La desidia de los Estados a la hora de proteger a quienes huyen de violaciones de derechos humanos en Venezuela es palpable. Un dato muy revelador es la falta de financiación para atender sus derechos y necesidades. En promedio, reciben 265 dólares americanos por persona en donaciones de la comunidad internacional, mientras que las de Siria reciben 3.150 dólares en asistencia. Sobra decir que ninguna vida vale más que otra, solo hace falta que los Estados actúen en consecuencia.
La falta de reconocimiento oficial de la condición de refugiadas a personas venezolanas y la falta de un financiamiento adecuado para atenderles no son realidades inconexas. Es una negación multidimensional de la naturaleza, escala y respuesta de la segunda crisis de movilidad humana más grande del mundo.

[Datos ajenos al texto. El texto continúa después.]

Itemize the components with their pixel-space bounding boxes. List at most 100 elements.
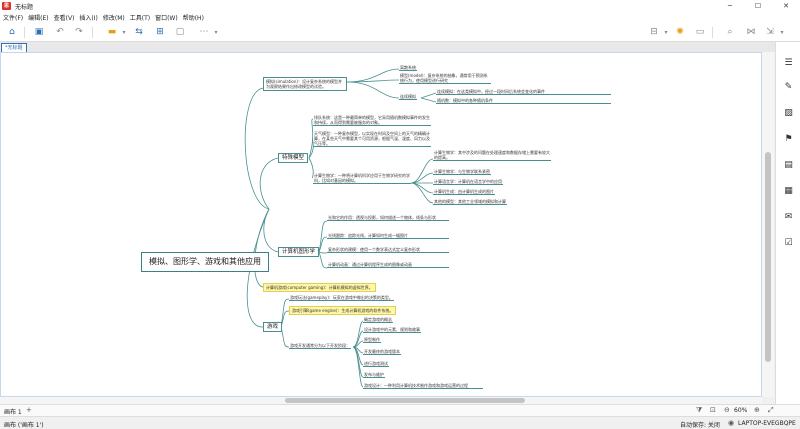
- save-icon[interactable]: ▣: [33, 27, 45, 38]
- subtopic[interactable]: 复杂形状的建模：使用一个数学表达式定义复杂形状: [327, 247, 449, 253]
- menu-window[interactable]: 窗口(W): [155, 13, 178, 22]
- mindmap-canvas[interactable]: 模拟、图形学、游戏和其他应用 模拟(simulation)：设计复杂系统的模型并…: [0, 52, 762, 397]
- vertical-scroll-thumb[interactable]: [765, 152, 771, 362]
- topic-games[interactable]: 游戏: [263, 322, 283, 332]
- picture-icon[interactable]: ▨: [783, 108, 794, 119]
- menu-help[interactable]: 帮助(H): [183, 13, 204, 22]
- zoom-level[interactable]: 60%: [734, 407, 747, 414]
- toolbar-separator: [712, 27, 713, 38]
- toolbar: ⌂ ▣ ↶ ↷ ▬ ▾ ⇆ ⊞ ▢ ⋯ ▾ ⊟ ▾ ✺ ▭ ⌕ ⋈ ⇲ ▾: [0, 23, 800, 42]
- search-icon[interactable]: ⌕: [724, 27, 736, 38]
- tab-untitled[interactable]: *无标题: [1, 43, 27, 52]
- menu-file[interactable]: 文件(F): [3, 13, 23, 22]
- menu-view[interactable]: 查看(V): [54, 13, 75, 22]
- subtopic[interactable]: 连续模拟：在这类模拟中，经过一段时间后系统会变化的事件: [436, 89, 611, 95]
- topic-special-models[interactable]: 特殊模型: [278, 153, 309, 163]
- subtopic[interactable]: 计算机动画：通过计算机程序生成的图像或动画: [327, 262, 449, 268]
- app-logo: 思: [2, 2, 11, 10]
- subtopic[interactable]: 计算生物学：其中涉及的问题在处理速度和数据存储上需要有较大的提高。: [433, 150, 551, 161]
- sheet-tab[interactable]: 画布 1: [4, 407, 22, 416]
- toolbar-separator: [24, 27, 25, 38]
- subtopic[interactable]: 计算机生成：由计算机生成的图片: [433, 189, 495, 195]
- status-bar: 画布 ('画布 1') 自动保存: 关闭 ◉ LAPTOP-EVEGBQPE: [0, 416, 800, 429]
- status-left: 画布 ('画布 1'): [4, 422, 44, 429]
- autosave-status[interactable]: 自动保存: 关闭: [680, 420, 720, 429]
- subtopic[interactable]: 开发最终的游戏版本: [363, 349, 401, 355]
- right-side-panel: ☰ ✎ ▨ ⚑ ▤ ▦ ✉ ☑: [775, 42, 800, 404]
- toolbar-separator: [92, 27, 93, 38]
- central-topic[interactable]: 模拟、图形学、游戏和其他应用: [141, 252, 269, 272]
- subtopic[interactable]: 游戏设计：一种利用计算机技术制作游戏和游戏运营的过程: [363, 383, 483, 389]
- subtopic[interactable]: 计算语言学：计算机在语言学中的应用: [433, 179, 503, 185]
- open-folder-icon[interactable]: ▬: [106, 27, 118, 38]
- more-icon[interactable]: ⋯: [198, 27, 210, 38]
- menu-tools[interactable]: 工具(T): [130, 13, 150, 22]
- chevron-down-icon[interactable]: ▾: [776, 27, 788, 38]
- subtopic[interactable]: 其他的模型：其他工业领域的模拟和计算: [433, 199, 507, 205]
- minimize-icon[interactable]: ─: [716, 0, 744, 12]
- subtopic[interactable]: 离散系统: [399, 65, 417, 71]
- subtopic[interactable]: 计算生物学：与生物学联系紧密: [433, 169, 491, 175]
- format-icon[interactable]: ☰: [783, 58, 794, 69]
- zoom-out-icon[interactable]: ⊖: [724, 406, 730, 414]
- home-icon[interactable]: ⌂: [6, 27, 18, 38]
- subtopic[interactable]: 随机数：模拟中的各种随机条件: [436, 98, 611, 104]
- chevron-down-icon[interactable]: ▾: [660, 27, 672, 38]
- notes-icon[interactable]: ▦: [783, 186, 794, 197]
- maximize-icon[interactable]: ☐: [744, 0, 772, 12]
- style-brush-icon[interactable]: ✎: [783, 82, 794, 93]
- redo-icon[interactable]: ↷: [73, 27, 85, 38]
- add-sheet-icon[interactable]: +: [26, 406, 32, 414]
- subtopic[interactable]: 模型(model)：复杂系统的抽象，通常用于预测系统行为，使用模型进行研究: [399, 73, 491, 84]
- share-icon[interactable]: ⋈: [745, 27, 757, 38]
- chevron-down-icon[interactable]: ▾: [210, 27, 222, 38]
- subtopic[interactable]: 光线跟踪：追踪光线，计算如何生成一幅图片: [327, 233, 449, 239]
- subtopic[interactable]: 排队系统：这是一种最简单的模型，它采用随机数模拟事件的发生和持续，从而得到需要被…: [313, 115, 431, 126]
- subtopic[interactable]: 游戏引擎(game engine)：生成计算机游戏的软件系统。: [289, 306, 397, 315]
- subtopic[interactable]: 原型制作: [363, 337, 381, 343]
- filter-icon[interactable]: ⧩: [696, 406, 702, 415]
- menu-edit[interactable]: 编辑(E): [28, 13, 48, 22]
- idea-icon[interactable]: ✺: [674, 27, 686, 38]
- window-title: 无标题: [15, 3, 34, 11]
- subtopic[interactable]: 发布与维护: [363, 372, 385, 378]
- connector-lines: [244, 68, 437, 388]
- topic-simulation[interactable]: 模拟(simulation)：设计复杂系统的模型并为观察结果作出修改模型的试验。: [263, 77, 347, 91]
- export-icon[interactable]: ⇲: [764, 27, 776, 38]
- menu-bar: 文件(F) 编辑(E) 查看(V) 插入(I) 修改(M) 工具(T) 窗口(W…: [0, 12, 800, 23]
- undo-icon[interactable]: ↶: [54, 27, 66, 38]
- zoom-in-icon[interactable]: ⊕: [754, 406, 760, 414]
- user-icon: ◉: [728, 419, 735, 427]
- horizontal-scrollbar[interactable]: [0, 397, 762, 404]
- marker-flag-icon[interactable]: ⚑: [783, 134, 794, 145]
- horizontal-scroll-thumb[interactable]: [285, 398, 525, 403]
- chevron-down-icon[interactable]: ▾: [118, 27, 130, 38]
- topic-computer-gaming[interactable]: 计算机游戏(computer gaming)：计算机模拟的虚拟世界。: [263, 283, 376, 292]
- subtopic[interactable]: 光和它的作用：透视与投影，如何描述一个物体，线条与形状: [327, 215, 449, 221]
- subtopic[interactable]: 确定游戏的概念: [363, 317, 393, 323]
- topic-icon[interactable]: ⇆: [133, 27, 145, 38]
- subtopic[interactable]: 计算生物学：一种将计算机科学应用于生物学研究的学科，比如对基因的模拟。: [313, 173, 411, 184]
- menu-modify[interactable]: 修改(M): [103, 13, 125, 22]
- subtopic[interactable]: 连续模拟: [399, 94, 417, 100]
- subtopic[interactable]: 设计游戏中的元素、规则和故事: [363, 327, 421, 333]
- relationship-icon[interactable]: ▢: [174, 27, 186, 38]
- presentation-icon[interactable]: ⊟: [648, 27, 660, 38]
- menu-insert[interactable]: 插入(I): [79, 13, 97, 22]
- task-icon[interactable]: ☑: [783, 238, 794, 249]
- comments-icon[interactable]: ✉: [783, 212, 794, 223]
- tab-strip: *无标题: [0, 42, 800, 52]
- image-icon[interactable]: ▭: [694, 27, 706, 38]
- subtopic[interactable]: 游戏玩法(gameplay)：玩家在游戏中做出的决策的类型。: [289, 295, 394, 301]
- fit-view-icon[interactable]: ⊡: [710, 406, 716, 414]
- fullscreen-icon[interactable]: ⤢: [768, 406, 774, 415]
- close-icon[interactable]: ✕: [772, 0, 800, 12]
- subtopic[interactable]: 天气模型：一种复杂模型，以实现在时间及空间上的天气的精确计算，在某些天气中需要其…: [313, 131, 431, 147]
- vertical-scrollbar[interactable]: [762, 52, 774, 397]
- subtopic[interactable]: 游戏开发通常分为以下开发阶段：: [289, 343, 351, 349]
- subtopic[interactable]: 进行游戏测试: [363, 361, 389, 367]
- topic-computer-graphics[interactable]: 计算机图形学: [278, 247, 320, 257]
- outline-icon[interactable]: ▤: [783, 160, 794, 171]
- title-bar: 思 无标题 ─ ☐ ✕: [0, 0, 800, 12]
- subtopic-icon[interactable]: ⊞: [154, 27, 166, 38]
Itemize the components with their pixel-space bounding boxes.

Si no se reconoce la necesidad de protección internacional, ¿cómo se van a evitar más abusos y tragedias como las que vemos en Chile, Colombia o Bolivia, entre otros? Y si no se reconocen a estas personas como refugiadas, ¿cómo se pretende financiar las necesidades de un plan de respuesta a semejante crisis?
Los gobiernos en las Américas, y en otras regiones, no pueden renunciar a sus obligaciones bajo el derecho internacional de los derechos humanos y de las personas refugiadas. Deben hacer lo correcto: reconocer a las personas venezolanas como refugiadas, para así atender a sus derechos de manera urgente y diferenciada, y consecuentemente, solicitar y recibir la financiación necesaria para materializarlo.